“…Prá quê, que você foi se entregar
Se na verdade eu só queria Uma aventura
Porque você não pára de sonhar
É um desejo e nada mais…” (Prêntice, Ed Wilson, Paulo Sérgio Valle) canta, José Augusto
É sempre assim, O começo é divertido, cheio de provocações. Depois percebem que a atração vai além dos gracejos bem humorados, desejam o toque macio. Epidérmico. De repente, tudo em volta que andava meio opaco, ganha luz, vida e aromas especiais. O sentimento bruto, que nasce de uma súbita disposição para a aventura, ocupa todos os espaços. Esquecem que são casados, noivos ou namorados a uma longa data.
A rotina passa a ganhar um sentido e o desejo, irrefreável, avança. Tanta fantasia, tanta lua cheia, tanta vontade de celebrar. Acordos se firmam secretamente, são uivos contidos entre ligações secretas, mensagens cifradas em redes sociais e encontros rápidos, tensos. Excitantes. Assinam documentos em branco, como se o prazer não cobrasse seu preço em entrelinhas nunca percebidas diante da nudez aos olhos.
Ambos têm sede e fome, vivem no deserto do tédio comum aos adultos bem sucedidos. Não pense que os ditos infelizes, casais maltratados pela vida sofrida, miserável em todos os sentidos são as maiores vítimas das tentações. Esses quando podem, libertam-se. Gente organizada, que mantém as contas em dia, toma remédio na hora certa, cuida da balança e faz dieta, frequenta academia é a que mais cansa desta coisa certinha. A satisfação vai além do previsível. Não é um contrato, um negócio. Na verdade, tem requisitos de fundamento inexato.

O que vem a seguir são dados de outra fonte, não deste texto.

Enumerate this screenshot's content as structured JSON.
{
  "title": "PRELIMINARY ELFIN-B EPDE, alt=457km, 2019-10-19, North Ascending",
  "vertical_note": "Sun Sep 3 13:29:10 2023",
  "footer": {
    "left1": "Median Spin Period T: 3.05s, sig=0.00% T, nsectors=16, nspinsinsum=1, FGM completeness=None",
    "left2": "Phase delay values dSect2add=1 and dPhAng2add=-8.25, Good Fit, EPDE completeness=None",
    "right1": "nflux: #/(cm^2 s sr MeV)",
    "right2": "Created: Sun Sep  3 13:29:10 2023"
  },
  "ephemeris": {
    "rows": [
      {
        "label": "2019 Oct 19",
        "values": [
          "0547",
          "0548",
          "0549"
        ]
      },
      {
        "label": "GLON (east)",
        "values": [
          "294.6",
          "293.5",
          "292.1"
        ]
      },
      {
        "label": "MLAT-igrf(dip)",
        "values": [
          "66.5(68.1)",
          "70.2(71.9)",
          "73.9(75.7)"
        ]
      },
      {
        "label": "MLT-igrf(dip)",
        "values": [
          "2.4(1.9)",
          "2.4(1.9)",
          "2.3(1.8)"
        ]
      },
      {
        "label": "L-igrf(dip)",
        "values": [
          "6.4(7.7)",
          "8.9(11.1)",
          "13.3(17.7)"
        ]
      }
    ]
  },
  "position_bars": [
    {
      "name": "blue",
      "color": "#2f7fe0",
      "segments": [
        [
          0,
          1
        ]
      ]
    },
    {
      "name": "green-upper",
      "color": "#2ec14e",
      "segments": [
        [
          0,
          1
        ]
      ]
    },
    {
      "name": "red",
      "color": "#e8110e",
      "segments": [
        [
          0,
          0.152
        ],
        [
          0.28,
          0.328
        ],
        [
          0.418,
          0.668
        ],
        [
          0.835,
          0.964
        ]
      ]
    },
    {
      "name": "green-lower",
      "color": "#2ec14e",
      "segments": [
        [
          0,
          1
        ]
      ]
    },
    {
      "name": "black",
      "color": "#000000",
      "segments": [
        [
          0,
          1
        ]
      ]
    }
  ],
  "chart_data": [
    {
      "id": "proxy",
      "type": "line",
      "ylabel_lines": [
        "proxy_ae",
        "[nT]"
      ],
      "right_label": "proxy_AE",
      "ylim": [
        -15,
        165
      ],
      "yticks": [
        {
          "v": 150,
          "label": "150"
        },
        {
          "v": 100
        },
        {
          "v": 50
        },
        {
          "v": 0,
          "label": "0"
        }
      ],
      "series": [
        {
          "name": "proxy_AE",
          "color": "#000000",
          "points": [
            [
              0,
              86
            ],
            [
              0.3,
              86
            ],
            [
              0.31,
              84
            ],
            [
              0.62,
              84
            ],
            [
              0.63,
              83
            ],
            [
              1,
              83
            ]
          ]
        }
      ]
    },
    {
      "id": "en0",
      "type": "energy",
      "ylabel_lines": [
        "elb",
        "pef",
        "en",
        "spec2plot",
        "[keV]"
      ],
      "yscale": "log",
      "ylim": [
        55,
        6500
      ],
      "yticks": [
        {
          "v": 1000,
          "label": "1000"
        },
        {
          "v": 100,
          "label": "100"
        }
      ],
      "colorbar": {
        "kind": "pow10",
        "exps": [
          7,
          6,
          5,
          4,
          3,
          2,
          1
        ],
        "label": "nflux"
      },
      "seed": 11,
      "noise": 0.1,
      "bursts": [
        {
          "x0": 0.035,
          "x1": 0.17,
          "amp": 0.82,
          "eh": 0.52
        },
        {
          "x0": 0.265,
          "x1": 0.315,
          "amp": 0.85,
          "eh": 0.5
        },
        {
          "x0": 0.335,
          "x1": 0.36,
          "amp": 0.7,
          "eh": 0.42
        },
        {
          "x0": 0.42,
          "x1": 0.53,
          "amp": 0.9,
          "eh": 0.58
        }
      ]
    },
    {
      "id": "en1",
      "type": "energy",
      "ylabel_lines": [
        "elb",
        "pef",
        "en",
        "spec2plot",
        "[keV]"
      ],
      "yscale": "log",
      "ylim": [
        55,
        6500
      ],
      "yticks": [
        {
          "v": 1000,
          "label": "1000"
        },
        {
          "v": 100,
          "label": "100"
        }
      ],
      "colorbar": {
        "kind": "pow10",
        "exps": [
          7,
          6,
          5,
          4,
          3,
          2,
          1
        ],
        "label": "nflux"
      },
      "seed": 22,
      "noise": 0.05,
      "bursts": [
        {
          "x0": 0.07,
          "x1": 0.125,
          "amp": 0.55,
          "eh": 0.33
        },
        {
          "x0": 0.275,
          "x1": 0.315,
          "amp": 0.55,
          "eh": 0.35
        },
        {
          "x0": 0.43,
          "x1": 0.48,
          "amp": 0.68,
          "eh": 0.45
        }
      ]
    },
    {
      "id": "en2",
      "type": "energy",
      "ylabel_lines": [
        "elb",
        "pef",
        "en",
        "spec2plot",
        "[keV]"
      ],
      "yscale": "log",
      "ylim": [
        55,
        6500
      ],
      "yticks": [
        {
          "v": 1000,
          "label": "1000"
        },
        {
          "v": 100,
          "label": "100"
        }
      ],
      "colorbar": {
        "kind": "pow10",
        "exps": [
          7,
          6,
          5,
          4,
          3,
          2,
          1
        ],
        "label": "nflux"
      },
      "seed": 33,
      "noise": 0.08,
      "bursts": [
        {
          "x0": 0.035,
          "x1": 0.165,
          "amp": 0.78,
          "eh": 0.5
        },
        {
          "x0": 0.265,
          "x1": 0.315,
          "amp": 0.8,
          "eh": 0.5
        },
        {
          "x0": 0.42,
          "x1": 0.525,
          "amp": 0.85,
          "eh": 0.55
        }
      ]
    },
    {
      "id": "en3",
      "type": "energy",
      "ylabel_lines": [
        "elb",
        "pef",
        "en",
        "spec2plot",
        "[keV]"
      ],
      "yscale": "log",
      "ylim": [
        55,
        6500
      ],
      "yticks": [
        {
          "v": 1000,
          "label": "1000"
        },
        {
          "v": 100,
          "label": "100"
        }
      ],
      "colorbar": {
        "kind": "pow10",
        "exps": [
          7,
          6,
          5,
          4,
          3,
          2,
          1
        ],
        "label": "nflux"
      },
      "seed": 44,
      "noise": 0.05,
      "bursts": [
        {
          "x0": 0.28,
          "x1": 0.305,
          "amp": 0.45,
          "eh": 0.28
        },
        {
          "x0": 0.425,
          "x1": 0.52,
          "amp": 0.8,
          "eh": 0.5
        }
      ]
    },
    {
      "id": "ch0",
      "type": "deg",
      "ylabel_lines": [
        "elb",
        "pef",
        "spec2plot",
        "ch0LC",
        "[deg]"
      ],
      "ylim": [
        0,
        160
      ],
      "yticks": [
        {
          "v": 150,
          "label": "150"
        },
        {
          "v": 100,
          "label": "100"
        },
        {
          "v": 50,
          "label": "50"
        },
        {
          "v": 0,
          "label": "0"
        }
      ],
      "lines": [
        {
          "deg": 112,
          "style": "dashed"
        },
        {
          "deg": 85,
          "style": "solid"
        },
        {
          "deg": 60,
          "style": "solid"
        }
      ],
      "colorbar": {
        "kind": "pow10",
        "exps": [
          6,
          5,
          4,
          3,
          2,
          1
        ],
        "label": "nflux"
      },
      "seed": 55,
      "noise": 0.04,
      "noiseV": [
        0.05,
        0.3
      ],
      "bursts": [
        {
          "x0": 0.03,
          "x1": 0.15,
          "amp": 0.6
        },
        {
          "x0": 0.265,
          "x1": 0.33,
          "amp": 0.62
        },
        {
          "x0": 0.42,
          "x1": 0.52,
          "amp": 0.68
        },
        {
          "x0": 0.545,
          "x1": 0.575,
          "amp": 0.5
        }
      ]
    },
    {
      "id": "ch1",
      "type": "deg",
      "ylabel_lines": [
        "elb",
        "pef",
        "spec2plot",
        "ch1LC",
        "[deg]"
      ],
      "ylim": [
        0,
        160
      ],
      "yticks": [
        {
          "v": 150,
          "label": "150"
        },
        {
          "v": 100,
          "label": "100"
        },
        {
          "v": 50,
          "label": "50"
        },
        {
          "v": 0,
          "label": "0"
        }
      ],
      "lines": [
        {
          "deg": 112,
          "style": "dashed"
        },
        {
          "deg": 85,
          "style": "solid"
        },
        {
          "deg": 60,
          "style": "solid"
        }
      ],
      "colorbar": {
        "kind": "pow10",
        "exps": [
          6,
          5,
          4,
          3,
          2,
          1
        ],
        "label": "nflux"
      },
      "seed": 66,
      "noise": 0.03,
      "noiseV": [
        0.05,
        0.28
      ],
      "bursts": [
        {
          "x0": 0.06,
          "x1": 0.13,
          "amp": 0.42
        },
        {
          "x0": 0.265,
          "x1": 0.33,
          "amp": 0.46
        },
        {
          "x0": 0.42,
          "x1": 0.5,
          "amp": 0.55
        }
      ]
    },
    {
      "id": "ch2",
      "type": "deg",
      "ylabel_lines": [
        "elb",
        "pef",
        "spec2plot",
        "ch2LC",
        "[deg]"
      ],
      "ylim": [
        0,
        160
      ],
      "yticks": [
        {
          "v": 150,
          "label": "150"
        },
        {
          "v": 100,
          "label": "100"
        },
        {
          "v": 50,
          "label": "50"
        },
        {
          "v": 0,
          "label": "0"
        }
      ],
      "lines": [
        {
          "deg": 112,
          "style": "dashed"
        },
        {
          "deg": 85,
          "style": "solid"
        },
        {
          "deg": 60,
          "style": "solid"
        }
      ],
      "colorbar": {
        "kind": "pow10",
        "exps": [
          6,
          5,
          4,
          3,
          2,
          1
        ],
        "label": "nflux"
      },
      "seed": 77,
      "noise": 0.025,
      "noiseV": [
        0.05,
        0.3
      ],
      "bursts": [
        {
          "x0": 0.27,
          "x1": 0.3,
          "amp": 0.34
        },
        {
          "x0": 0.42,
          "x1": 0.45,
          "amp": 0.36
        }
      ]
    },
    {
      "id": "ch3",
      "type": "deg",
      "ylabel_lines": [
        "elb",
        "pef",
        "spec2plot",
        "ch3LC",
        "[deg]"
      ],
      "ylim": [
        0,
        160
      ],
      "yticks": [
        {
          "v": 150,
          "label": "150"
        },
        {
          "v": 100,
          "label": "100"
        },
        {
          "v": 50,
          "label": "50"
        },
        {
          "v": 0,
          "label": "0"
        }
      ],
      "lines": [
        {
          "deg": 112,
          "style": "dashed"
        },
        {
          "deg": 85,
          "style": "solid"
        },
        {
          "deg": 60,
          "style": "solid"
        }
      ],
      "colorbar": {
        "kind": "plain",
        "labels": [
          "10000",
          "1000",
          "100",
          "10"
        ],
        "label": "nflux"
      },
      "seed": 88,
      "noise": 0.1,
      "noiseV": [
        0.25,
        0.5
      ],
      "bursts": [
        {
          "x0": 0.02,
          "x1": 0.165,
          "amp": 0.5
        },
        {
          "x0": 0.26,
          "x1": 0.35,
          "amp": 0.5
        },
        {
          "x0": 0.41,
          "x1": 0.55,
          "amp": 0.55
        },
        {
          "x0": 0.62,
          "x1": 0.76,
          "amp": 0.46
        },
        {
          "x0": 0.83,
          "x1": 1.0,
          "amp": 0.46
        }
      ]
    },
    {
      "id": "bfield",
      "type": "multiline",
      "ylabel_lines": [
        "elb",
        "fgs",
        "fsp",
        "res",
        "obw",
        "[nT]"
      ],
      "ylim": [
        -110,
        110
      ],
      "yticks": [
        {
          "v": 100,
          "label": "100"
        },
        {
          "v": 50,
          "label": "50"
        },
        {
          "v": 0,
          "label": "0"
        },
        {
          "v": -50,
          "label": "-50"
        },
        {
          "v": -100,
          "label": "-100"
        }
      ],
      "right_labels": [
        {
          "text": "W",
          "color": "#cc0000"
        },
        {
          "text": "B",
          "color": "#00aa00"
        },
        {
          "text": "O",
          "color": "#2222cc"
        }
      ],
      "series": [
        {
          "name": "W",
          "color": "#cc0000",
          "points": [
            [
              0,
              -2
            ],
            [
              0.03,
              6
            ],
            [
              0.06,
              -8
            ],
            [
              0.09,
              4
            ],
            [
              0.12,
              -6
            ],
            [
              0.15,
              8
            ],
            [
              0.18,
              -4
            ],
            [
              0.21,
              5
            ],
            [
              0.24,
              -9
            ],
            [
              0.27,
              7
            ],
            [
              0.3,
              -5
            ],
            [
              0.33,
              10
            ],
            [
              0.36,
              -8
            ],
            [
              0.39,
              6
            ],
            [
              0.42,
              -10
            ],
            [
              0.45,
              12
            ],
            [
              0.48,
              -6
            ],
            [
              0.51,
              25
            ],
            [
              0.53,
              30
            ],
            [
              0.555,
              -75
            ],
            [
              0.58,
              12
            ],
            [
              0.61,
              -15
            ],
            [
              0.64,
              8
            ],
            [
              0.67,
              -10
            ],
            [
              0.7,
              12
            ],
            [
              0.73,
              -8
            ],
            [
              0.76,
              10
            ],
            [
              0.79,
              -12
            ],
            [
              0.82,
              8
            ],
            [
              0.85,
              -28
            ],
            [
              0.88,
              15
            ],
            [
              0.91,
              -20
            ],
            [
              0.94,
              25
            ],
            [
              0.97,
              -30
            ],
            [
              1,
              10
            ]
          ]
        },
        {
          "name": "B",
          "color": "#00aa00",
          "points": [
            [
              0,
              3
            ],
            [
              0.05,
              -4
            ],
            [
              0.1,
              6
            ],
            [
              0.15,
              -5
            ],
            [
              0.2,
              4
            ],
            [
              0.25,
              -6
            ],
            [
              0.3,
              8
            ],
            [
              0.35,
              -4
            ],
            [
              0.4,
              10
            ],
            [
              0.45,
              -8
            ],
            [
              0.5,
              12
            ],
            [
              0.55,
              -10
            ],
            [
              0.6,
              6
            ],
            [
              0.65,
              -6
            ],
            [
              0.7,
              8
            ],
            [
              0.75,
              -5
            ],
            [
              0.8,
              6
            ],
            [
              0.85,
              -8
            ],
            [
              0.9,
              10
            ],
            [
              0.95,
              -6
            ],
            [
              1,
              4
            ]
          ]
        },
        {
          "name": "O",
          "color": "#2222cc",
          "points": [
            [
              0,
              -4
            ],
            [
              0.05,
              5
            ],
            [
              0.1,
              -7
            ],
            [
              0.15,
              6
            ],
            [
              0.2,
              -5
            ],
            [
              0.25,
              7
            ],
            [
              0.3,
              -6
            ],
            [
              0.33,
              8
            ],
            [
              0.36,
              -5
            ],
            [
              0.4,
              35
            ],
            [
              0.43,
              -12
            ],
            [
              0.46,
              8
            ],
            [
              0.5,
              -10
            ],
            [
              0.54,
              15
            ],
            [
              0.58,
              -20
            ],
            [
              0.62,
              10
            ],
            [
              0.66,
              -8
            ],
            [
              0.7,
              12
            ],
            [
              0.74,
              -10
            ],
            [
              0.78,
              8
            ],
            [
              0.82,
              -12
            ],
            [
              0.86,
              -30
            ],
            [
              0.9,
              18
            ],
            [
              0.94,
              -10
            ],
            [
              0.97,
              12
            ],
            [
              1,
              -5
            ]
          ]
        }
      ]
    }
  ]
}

Quem nunca ficou compadecido da esposa dedicada que chega a casa extenuada e ainda prepara um assado especial? Quem sabe não estará ela cansada desta vida certinha? Do homem que nunca esquece uma data especial, que planeja viagens românticas a dois, festas legais entre amigos, mas ao mesmo tempo, é absolutamente previsível. E ficam os dois iguais a copeiros que tem a obrigação de polir os cristais que nunca serão seus, mas que se por ventura forem quebrados, pagarão caro por cacos. Quem vai querer em casa, os restos do que antes era um lindo enfeite?
Assim, ao surgir a possibilidade de uma fuga espontânea, que ventile a imaginação e os sentidos, abusam de tudo, lambuzam-se e nem percebem que o acordo firmado anteriormente – viver exclusivamente uma aventura – foi rasgado na refrega que os empurrava de encontro a cristaleira.

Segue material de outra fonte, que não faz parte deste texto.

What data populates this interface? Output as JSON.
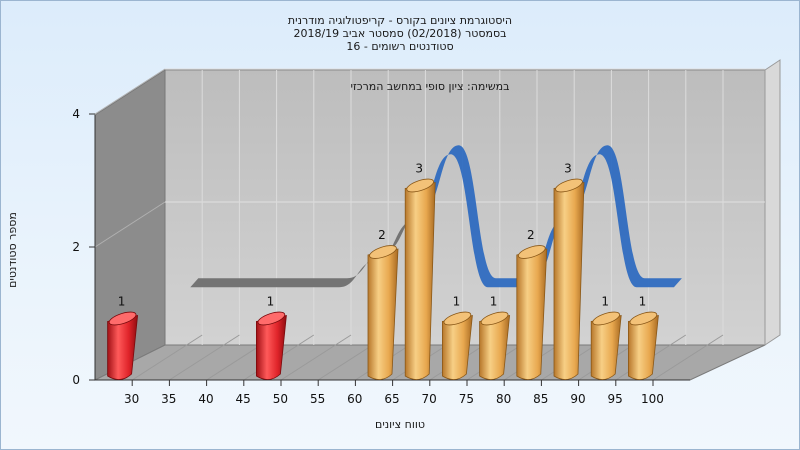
{
  "header": {
    "line1": "היסטוגרמת ציונים בקורס - קריפטולוגיה מודרנית",
    "line2": "בסמסטר  (02/2018)  סמסטר אביב 2018/19",
    "line3": "סטודנטים רשומים - 16"
  },
  "chart_data": {
    "type": "bar",
    "annotation": "במשימה: ציון סופי במחשב המרכזי",
    "xlabel": "טווח ציונים",
    "ylabel": "מספר סטודנטים",
    "ylim": [
      0,
      4
    ],
    "y_ticks": [
      "0",
      "2",
      "4"
    ],
    "categories": [
      "30",
      "35",
      "40",
      "45",
      "50",
      "55",
      "60",
      "65",
      "70",
      "75",
      "80",
      "85",
      "90",
      "95",
      "100"
    ],
    "bars": [
      {
        "x": 30,
        "value": 1,
        "label": "1",
        "color": "red"
      },
      {
        "x": 50,
        "value": 1,
        "label": "1",
        "color": "red"
      },
      {
        "x": 65,
        "value": 2,
        "label": "2",
        "color": "gold"
      },
      {
        "x": 70,
        "value": 3,
        "label": "3",
        "color": "gold"
      },
      {
        "x": 75,
        "value": 1,
        "label": "1",
        "color": "gold"
      },
      {
        "x": 80,
        "value": 1,
        "label": "1",
        "color": "gold"
      },
      {
        "x": 85,
        "value": 2,
        "label": "2",
        "color": "gold"
      },
      {
        "x": 90,
        "value": 3,
        "label": "3",
        "color": "gold"
      },
      {
        "x": 95,
        "value": 1,
        "label": "1",
        "color": "gold"
      },
      {
        "x": 100,
        "value": 1,
        "label": "1",
        "color": "gold"
      }
    ],
    "colors": {
      "red": "#e0242a",
      "gold": "#e4a24a",
      "ribbon_gray": "#6f6f6f",
      "ribbon_blue": "#2f6bc0",
      "wall": "#c9c9c9",
      "left_wall": "#8e8e8e",
      "floor": "#a9a9a9"
    }
  }
}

O prazer para um dos amantes sempre acaba antes e a sintonia inicial, vira uma espécie de coceira alérgica, pois a outra parte já fantasiava com uma comunhão de corpo e alma. Assim, embora a esposa sempre chegue na hora certa e nunca se permita queimar o assado, sempre existe o risco de uma lágrima furtiva salgar a janta. O outro – ele ou ela – já estará na segurança do lar, planejando as férias de inverno, enquanto serve ou é servido de mais uma fatia daquele mesmo assado.
Quem sabe, voltem a buscar uma nova aventura, “desta vez sem envolvimento afetivo mesmo!” O outono e frio passarão, a primavera com seus perfumes e cores, apagará as lembranças tristes e o verão, sempre permissivo, incentivará a paixão. Afinal, tudo não se resumiria mesmo a um desejo e nada mais, como previa a canção? Ah!… Os bobos de abril.